Hunter Brown, a 21-yr-old US Army veteran, joined 23 people to take a one-mile walk beginning at Converse’s Rainey Amphitheatre on a bright Saturday morning. It was the first “Walk a Mile in Her Shoes” event at Converse College, a student-organized branch of the international men’s march to stop rape, sexual assault and gender violence.
“Honestly, when I was little I lived through situations like that,” Hunter said. “My father was physically, mentally, and emotionally abusive to my mother.”
Many of the “Walk a Mile” events involve showy downtown parades of men in red high heels wielding signs such as “Rape Hurts Everyone.” Although some high heels were seen on men and women, the Converse event, by contrast, was a quiet, reflective journey winding across the campus. The student organizers’ purpose was to build awareness within the Converse community, as well as providing solidarity for the survivors in our midst.
“There are a lot of people right here at Converse dealing with this, who are in these statistics, said Hunter’s girlfriend Heather Hiley ’17, student chaplain and a member of the Student Government Association Executive Committee who organized the event. “They know we are doing this, for them. It’s helped people know they are not alone.”

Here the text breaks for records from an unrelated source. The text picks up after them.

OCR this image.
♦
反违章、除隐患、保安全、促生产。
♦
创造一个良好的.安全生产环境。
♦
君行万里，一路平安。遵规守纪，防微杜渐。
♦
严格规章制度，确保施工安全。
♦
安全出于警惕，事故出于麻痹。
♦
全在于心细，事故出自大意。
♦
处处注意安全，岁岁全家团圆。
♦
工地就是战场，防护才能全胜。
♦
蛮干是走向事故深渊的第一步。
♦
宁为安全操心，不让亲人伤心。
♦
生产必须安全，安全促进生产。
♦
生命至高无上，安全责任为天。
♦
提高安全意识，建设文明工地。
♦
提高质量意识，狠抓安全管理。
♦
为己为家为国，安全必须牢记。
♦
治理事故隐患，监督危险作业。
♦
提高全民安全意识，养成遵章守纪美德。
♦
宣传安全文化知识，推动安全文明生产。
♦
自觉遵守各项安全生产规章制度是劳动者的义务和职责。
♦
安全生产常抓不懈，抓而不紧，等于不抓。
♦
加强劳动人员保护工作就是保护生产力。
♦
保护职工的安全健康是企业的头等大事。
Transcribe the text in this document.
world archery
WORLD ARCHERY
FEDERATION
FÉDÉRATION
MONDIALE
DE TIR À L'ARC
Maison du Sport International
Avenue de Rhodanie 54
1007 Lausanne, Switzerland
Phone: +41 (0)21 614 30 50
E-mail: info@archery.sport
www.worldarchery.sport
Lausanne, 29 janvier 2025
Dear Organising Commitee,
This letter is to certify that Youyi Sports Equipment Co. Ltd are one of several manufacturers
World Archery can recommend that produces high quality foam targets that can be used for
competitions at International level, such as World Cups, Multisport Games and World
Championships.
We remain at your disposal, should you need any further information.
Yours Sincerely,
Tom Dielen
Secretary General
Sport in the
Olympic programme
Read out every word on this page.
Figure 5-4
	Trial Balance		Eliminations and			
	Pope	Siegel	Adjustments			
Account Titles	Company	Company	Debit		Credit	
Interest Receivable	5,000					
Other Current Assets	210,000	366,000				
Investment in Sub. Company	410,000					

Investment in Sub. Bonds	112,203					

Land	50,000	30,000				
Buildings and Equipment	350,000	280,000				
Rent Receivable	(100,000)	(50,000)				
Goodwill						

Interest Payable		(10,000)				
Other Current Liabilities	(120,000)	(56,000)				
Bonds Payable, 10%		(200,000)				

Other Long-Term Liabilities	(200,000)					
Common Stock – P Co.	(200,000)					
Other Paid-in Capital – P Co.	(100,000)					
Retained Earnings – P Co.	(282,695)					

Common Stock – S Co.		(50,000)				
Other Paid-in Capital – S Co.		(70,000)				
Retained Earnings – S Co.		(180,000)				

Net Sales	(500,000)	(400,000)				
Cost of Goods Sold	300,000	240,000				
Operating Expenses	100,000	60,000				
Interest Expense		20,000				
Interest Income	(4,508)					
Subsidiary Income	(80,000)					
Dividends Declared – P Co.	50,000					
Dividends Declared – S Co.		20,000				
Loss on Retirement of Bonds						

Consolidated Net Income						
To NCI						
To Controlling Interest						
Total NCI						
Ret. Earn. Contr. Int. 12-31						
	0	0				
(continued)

The morning began with a talk from Jamie Hughes, a victim advocate and college coordinator for Safe Homes Rape Crisis Coalition (SHRCC) in Spartanburg. He expressed the South Carolina statistics for rape and domestic violence. For many years our state was #1 in the nation for domestic violence against women. We have since moved to #5 but, as Jamie said, “we have a long way to go.”
Largely in silence, the walkers followed a path marked out in chalk with statistics relating to rape or domestic violence every few yards. Each new fact spurred a moment to pause, respond together with fellow walkers or simply silently process the information presented.
Hunter and Heather took their time to process every statistic and every story together. As a 19-yr-old soldier, while serving in the Horn of Africa region, Hunter witnessed the aftermath of pirate activity in Ethiopia and Somalia.
“Pirates are notorious for sex trafficking. But when you meet the victims involved and you see the conditions, it hits you on another level.”
At the end of the mile, the walkers were given water and encouraged to discuss what they had learned. They also took the opportunity to observe the collection of shoes and stories of rape and domestic violence victims and survivors which were posted along the front of Rainey Amphitheatre.
Despite having a greater awareness of the subject matter than most, Hunter felt it was a good experience. “It put more numbers on it.” He and Heather look forward to the event growing and bringing more people into awareness. “We all know it’s an issue, we all hope it would go away but I don’t think it ever will. It’s really hard to know what to do about it.”
The Student Government Executive Committee revealed that Safe Homes Rape Crisis Coalition is their charity partner of the year. Converse students will continue to raise funds and awareness, partnering with SHRCC throughout the academic year.